Preface
Data in today’s world is the new black gold which is growing exponentially. This growth can be attributed to the growth of existing data, and new data in a structured and unstructured format from multiple sources such as social media, Internet, documents and the Internet of Things. The flow of data must be collected, processed, analyzed, and finally presented in real time to ensure that the consumers of the data are able to take informed decisions in today’s fast-changing environment. Machine learning techniques are applied to the data using the context of the problem to be solved to ensure that fast arriving and complex data can be analyzed in a scientific manner using statistical techniques. Using machine learning algorithms that iteratively learn from data, hidden patterns can be discovered. The iterative aspect of machine learning is important because as models are exposed to new data, they are able to independently adapt and learn to produce reliable decisions from new data sets.
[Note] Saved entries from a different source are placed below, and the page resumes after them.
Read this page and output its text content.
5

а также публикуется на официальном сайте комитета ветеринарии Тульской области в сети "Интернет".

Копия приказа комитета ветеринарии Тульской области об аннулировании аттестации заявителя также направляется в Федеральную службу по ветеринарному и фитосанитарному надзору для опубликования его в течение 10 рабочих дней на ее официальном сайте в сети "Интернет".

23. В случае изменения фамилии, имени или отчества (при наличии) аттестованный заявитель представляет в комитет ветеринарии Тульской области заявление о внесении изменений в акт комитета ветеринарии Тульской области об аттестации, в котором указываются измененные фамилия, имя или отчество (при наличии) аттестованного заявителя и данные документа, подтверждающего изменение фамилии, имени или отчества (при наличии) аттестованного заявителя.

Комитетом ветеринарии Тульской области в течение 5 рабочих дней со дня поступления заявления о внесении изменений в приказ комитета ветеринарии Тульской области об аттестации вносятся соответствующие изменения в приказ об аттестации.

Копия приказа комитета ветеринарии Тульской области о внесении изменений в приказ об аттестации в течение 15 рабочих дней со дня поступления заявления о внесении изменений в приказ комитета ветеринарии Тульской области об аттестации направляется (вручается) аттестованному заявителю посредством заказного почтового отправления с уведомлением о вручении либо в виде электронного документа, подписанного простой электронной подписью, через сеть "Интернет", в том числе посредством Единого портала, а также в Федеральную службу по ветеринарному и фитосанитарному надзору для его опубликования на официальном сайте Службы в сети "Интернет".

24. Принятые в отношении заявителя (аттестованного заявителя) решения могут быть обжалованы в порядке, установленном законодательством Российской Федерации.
We will start by introducing the various topics of machine learning, that will be covered in the book. Based on real-world challenges, we explore each of the topics under various chapters, such as Classification, Clustering, Model Selection and Regularization, Nonlinearity, Supervised Learning, Unsupervised Learning, Reinforcement Learning, Structured Prediction, Neural Networks, Deep Learning, and finally the case studies. The algorithms have been developed using R as the programming language. This book is friendly for beginners in R, but familiarity with R programming would certainly be helpful for playing around with the code.
You will learn how to make informed decisions about the type of algorithms you need to use and how to implement these algorithms to get the best possible results. If you want to build versatile applications that can make sense of images, text, speech, or some other form of data, this book on machine learning will definitely come to your rescue!